Agencies: “The Morozov Collection: Icons of Modern Art,” which opened last week in Paris, brings a “War and Peace”-scale blast of French and Russian painting — and reunites, for the first time since 1918, one of the two most substantial art collections of pre-revolutionary Russia.
When the French bourgeoisie still disdained the Paris avant-garde, the young Russian textile magnates Ivan and Mikhail Morozov bought the most innovative paintings in the city — and bought in bulk. Gauguin, Monet, Van Gogh, Picasso: All their works went east, and they would inspire two generations of Russian successors.

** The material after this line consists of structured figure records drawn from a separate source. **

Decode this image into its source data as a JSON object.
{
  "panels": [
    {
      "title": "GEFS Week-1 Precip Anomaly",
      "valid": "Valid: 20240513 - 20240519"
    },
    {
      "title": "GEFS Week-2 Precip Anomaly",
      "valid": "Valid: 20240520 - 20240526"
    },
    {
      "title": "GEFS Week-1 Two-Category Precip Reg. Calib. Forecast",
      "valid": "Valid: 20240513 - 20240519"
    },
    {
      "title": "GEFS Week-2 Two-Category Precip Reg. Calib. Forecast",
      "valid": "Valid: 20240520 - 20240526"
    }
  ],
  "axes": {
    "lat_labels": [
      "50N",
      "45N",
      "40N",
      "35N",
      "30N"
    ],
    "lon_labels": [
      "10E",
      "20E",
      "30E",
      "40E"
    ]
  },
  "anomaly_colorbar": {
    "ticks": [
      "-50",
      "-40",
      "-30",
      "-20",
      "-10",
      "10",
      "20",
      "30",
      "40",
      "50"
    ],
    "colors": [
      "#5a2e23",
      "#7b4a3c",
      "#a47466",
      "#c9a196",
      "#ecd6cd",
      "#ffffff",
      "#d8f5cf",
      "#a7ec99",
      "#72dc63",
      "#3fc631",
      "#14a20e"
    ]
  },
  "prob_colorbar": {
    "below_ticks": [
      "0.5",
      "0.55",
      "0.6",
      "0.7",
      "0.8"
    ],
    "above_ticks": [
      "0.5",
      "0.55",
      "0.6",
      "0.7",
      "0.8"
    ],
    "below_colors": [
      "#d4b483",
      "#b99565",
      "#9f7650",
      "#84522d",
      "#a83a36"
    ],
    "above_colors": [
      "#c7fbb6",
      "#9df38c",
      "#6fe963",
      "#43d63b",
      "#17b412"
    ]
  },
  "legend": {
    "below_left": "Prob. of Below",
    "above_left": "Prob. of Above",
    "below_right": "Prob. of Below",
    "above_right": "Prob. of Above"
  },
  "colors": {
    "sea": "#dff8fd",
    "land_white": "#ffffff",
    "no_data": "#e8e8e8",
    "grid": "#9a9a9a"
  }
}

The Morozovs made Moscow into the offshore capital of French modern art in the years around 1900. Then came the October Revolution, when all of the 200 paintings were taken for the national collection. Ivan Morozov went into exile. Under Stalin, the paintings were suppressed and scattered as far as Siberia.
Their reassembly across four floors of the Louis Vuitton Foundation in Paris has been nearly a decade in the making, twice delayed by the pandemic. The backbreaking catalog was curated with cool precision by the former director of Paris’s Picasso Museum.
The exhibition required a colossal diplomatic effort, with assurances that French law would protect the Russian museums against any claims by the Morozovs’ descendants, and a personal sign-off for the loans from President Vladimir Putin.